В тот день, когда Зельда, уйдя от Джорджа, решительно закрыла за собой дверь дома Касси, она бесцельно пошла по улице, занятая лишь одной мыслью, как бы не упасть — голова кружилась, и во всем теле была странная слабость. Какой-то бессознательный инстинкт толкал ее к читальне, где они порой встречались с Майклом, но в нескольких шагах от нее ей стало так худо, что она, осторожно нащупывая дорогу, как слепая, вошла в «семейное отделение» близлежащего салуна. Почти упав на свободный стул в углу у окна, она заказала чашку черного кофе; но кофе показался ей некрепким, и она послала лакея за виски. В кошельке было пятнадцать долларов и несколько центов. Это и платье на ней — вот все, что у нее осталось. Даже гребня и зубной щетки с собой не захватила. Вся надежда на Мееровича.
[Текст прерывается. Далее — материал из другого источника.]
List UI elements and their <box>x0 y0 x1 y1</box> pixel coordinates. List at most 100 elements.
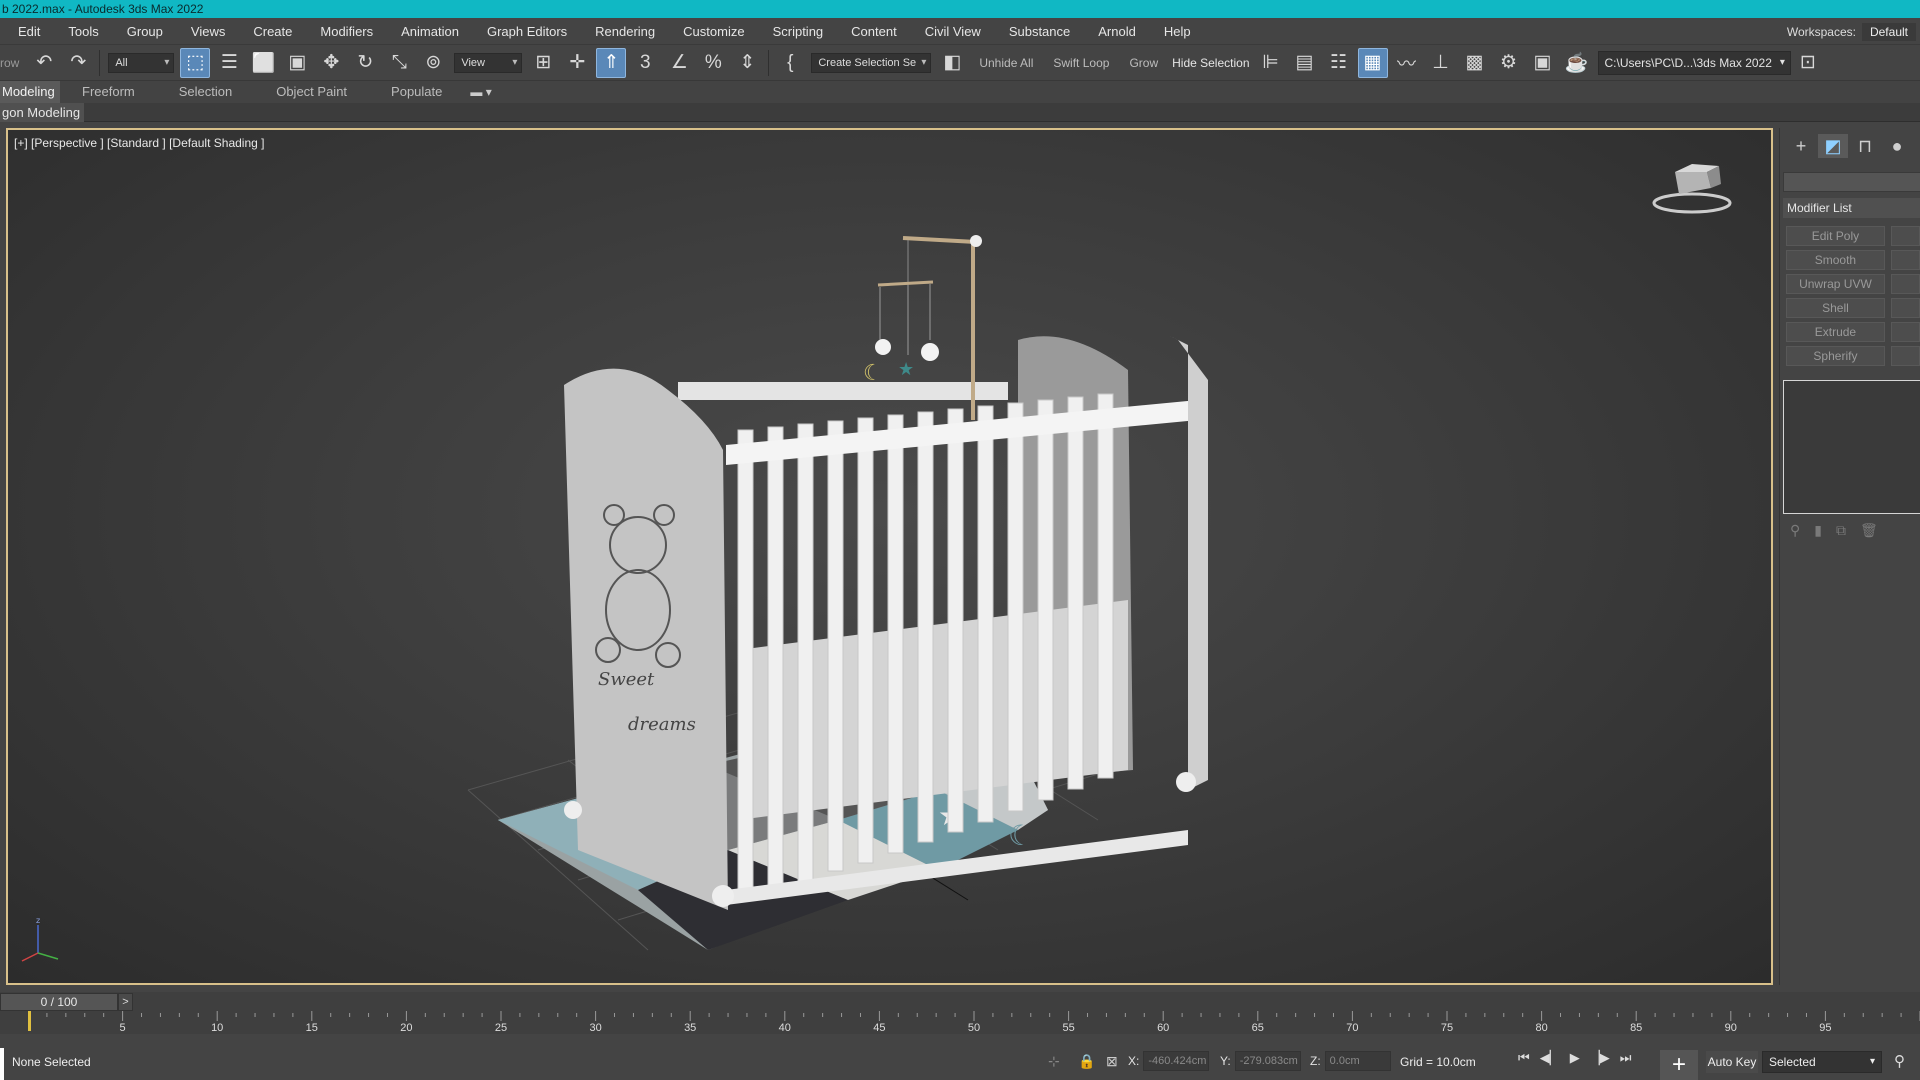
mirror-icon[interactable]: ◧ <box>937 48 967 78</box>
rotate-icon[interactable]: ↻ <box>350 48 380 78</box>
undo-icon[interactable]: ↶ <box>29 48 59 78</box>
y-coordinate-field[interactable]: -279.083cm <box>1234 1051 1301 1071</box>
maxscript-listener-strip[interactable] <box>0 1048 4 1080</box>
angle-snap-icon[interactable]: ∠ <box>664 48 694 78</box>
object-name-field[interactable] <box>1783 172 1920 192</box>
modify-tab-icon[interactable]: ◩ <box>1818 134 1848 158</box>
extrude-button[interactable]: Extrude <box>1786 322 1885 342</box>
perspective-viewport[interactable]: ★ ★ ☾ <box>6 128 1773 985</box>
hierarchy-tab-icon[interactable]: ⊓ <box>1850 134 1880 158</box>
menu-animation[interactable]: Animation <box>387 24 473 39</box>
play-icon[interactable]: ▶ <box>1570 1050 1580 1066</box>
isolate-selection-icon[interactable]: ⊹ <box>1048 1053 1060 1070</box>
menu-group[interactable]: Group <box>113 24 177 39</box>
menu-customize[interactable]: Customize <box>669 24 758 39</box>
modifier-button-stub[interactable] <box>1890 298 1920 318</box>
menu-help[interactable]: Help <box>1150 24 1205 39</box>
lock-selection-icon[interactable]: 🔒 <box>1078 1053 1095 1070</box>
unhide-all-button[interactable]: Unhide All <box>969 56 1043 70</box>
tab-populate[interactable]: Populate <box>369 81 464 103</box>
scale-icon[interactable]: ⤡ <box>384 48 414 78</box>
tab-object-paint[interactable]: Object Paint <box>254 81 369 103</box>
time-slider[interactable]: 0 / 100 <box>0 993 118 1011</box>
percent-snap-icon[interactable]: % <box>698 48 728 78</box>
pin-stack-icon[interactable]: ⚲ <box>1790 522 1800 539</box>
menu-views[interactable]: Views <box>177 24 239 39</box>
edit-poly-button[interactable]: Edit Poly <box>1786 226 1885 246</box>
place-icon[interactable]: ⊚ <box>418 48 448 78</box>
modifier-button-stub[interactable] <box>1890 250 1920 270</box>
move-icon[interactable]: ✥ <box>316 48 346 78</box>
align-icon[interactable]: ⊫ <box>1256 48 1286 78</box>
rectangular-selection-icon[interactable]: ⬜ <box>248 48 278 78</box>
menu-tools[interactable]: Tools <box>54 24 112 39</box>
menu-create[interactable]: Create <box>239 24 306 39</box>
keyboard-shortcut-override-icon[interactable]: ⇑ <box>596 47 627 78</box>
select-object-icon[interactable]: ⬚ <box>180 47 211 78</box>
hide-selection-button[interactable]: Hide Selection <box>1168 56 1253 70</box>
tab-modeling[interactable]: Modeling <box>0 81 60 103</box>
search-icon[interactable]: ⚲ <box>1894 1052 1905 1070</box>
absolute-mode-icon[interactable]: ⊠ <box>1106 1053 1118 1070</box>
toggle-ribbon-icon[interactable]: ▦ <box>1357 47 1388 78</box>
viewcube[interactable] <box>1647 158 1737 218</box>
set-key-icon[interactable]: + <box>1660 1050 1698 1080</box>
grow-button[interactable]: Grow <box>1119 56 1168 70</box>
remove-modifier-icon[interactable]: 🗑 <box>1860 522 1878 539</box>
select-by-name-icon[interactable]: ☰ <box>214 48 244 78</box>
reference-coordinate-dropdown[interactable]: View <box>454 52 523 73</box>
menu-civil-view[interactable]: Civil View <box>911 24 995 39</box>
menu-graph-editors[interactable]: Graph Editors <box>473 24 581 39</box>
curve-editor-icon[interactable]: 〰 <box>1392 48 1422 78</box>
render-production-icon[interactable]: ☕ <box>1562 48 1592 78</box>
project-folder-icon[interactable]: ⊡ <box>1793 48 1823 78</box>
modifier-stack[interactable] <box>1783 380 1920 514</box>
menu-edit[interactable]: Edit <box>0 24 54 39</box>
scene-explorer-icon[interactable]: ▤ <box>1290 48 1320 78</box>
ribbon-options-icon[interactable]: ▬ ▾ <box>464 81 491 103</box>
spinner-snap-icon[interactable]: ⇕ <box>732 48 762 78</box>
modifier-list-dropdown[interactable]: Modifier List <box>1783 198 1920 218</box>
render-setup-icon[interactable]: ⚙ <box>1494 48 1524 78</box>
modifier-button-stub[interactable] <box>1890 322 1920 342</box>
viewport-label[interactable]: [+] [Perspective ] [Standard ] [Default … <box>14 136 264 150</box>
redo-icon[interactable]: ↷ <box>63 48 93 78</box>
make-unique-icon[interactable]: ⧉ <box>1836 522 1846 539</box>
tab-selection[interactable]: Selection <box>157 81 254 103</box>
x-coordinate-field[interactable]: -460.424cm <box>1143 1051 1210 1071</box>
modifier-button-stub[interactable] <box>1890 274 1920 294</box>
swift-loop-button[interactable]: Swift Loop <box>1043 56 1119 70</box>
rendered-frame-window-icon[interactable]: ▣ <box>1528 48 1558 78</box>
time-slider-next-button[interactable]: > <box>118 993 133 1011</box>
previous-frame-icon[interactable]: ◀▏ <box>1540 1050 1560 1066</box>
pivot-center-icon[interactable]: ⊞ <box>528 48 558 78</box>
auto-key-button[interactable]: Auto Key <box>1706 1051 1758 1073</box>
z-coordinate-field[interactable]: 0.0cm <box>1324 1051 1391 1071</box>
menu-rendering[interactable]: Rendering <box>581 24 669 39</box>
selection-filter-dropdown[interactable]: All <box>108 52 175 73</box>
spherify-button[interactable]: Spherify <box>1786 346 1885 366</box>
modifier-button-stub[interactable] <box>1890 226 1920 246</box>
next-frame-icon[interactable]: ▕▶ <box>1590 1050 1610 1066</box>
motion-tab-icon[interactable]: ● <box>1882 134 1912 158</box>
window-crossing-icon[interactable]: ▣ <box>282 48 312 78</box>
menu-content[interactable]: Content <box>837 24 911 39</box>
shell-button[interactable]: Shell <box>1786 298 1885 318</box>
smooth-button[interactable]: Smooth <box>1786 250 1885 270</box>
workspaces-dropdown[interactable]: Default <box>1861 22 1916 41</box>
menu-scripting[interactable]: Scripting <box>759 24 838 39</box>
schematic-view-icon[interactable]: ⊥ <box>1426 48 1456 78</box>
show-end-result-icon[interactable]: ▮ <box>1814 522 1822 539</box>
snaps-toggle-icon[interactable]: 3 <box>630 48 660 78</box>
track-bar-ruler[interactable]: 5 10 15 20 25 30 35 40 45 50 55 60 65 70 75 80 85 90 95 <box>28 1011 1920 1033</box>
tab-freeform[interactable]: Freeform <box>60 81 157 103</box>
layer-explorer-icon[interactable]: ☷ <box>1324 48 1354 78</box>
material-editor-icon[interactable]: ▩ <box>1460 48 1490 78</box>
edit-named-selection-icon[interactable]: { <box>775 48 805 78</box>
menu-substance[interactable]: Substance <box>995 24 1084 39</box>
menu-modifiers[interactable]: Modifiers <box>306 24 387 39</box>
current-frame-marker[interactable] <box>28 1011 31 1031</box>
go-to-start-icon[interactable]: ⏮ <box>1518 1050 1530 1066</box>
modifier-button-stub[interactable] <box>1890 346 1920 366</box>
menu-arnold[interactable]: Arnold <box>1084 24 1150 39</box>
Он всегда выказывал сердечность по отношению к ней. Узнав, в какой она крайности, он непременно устроит ее куда-нибудь. Обратиться к Бойльстону или Джерри ей и в голову не приходило. «Завтра утром — к Мееровичу, — говорила она себе, — а сейчас первым делом отдохнуть! Вытянуться на постели! Быть одной и собраться с мыслями.»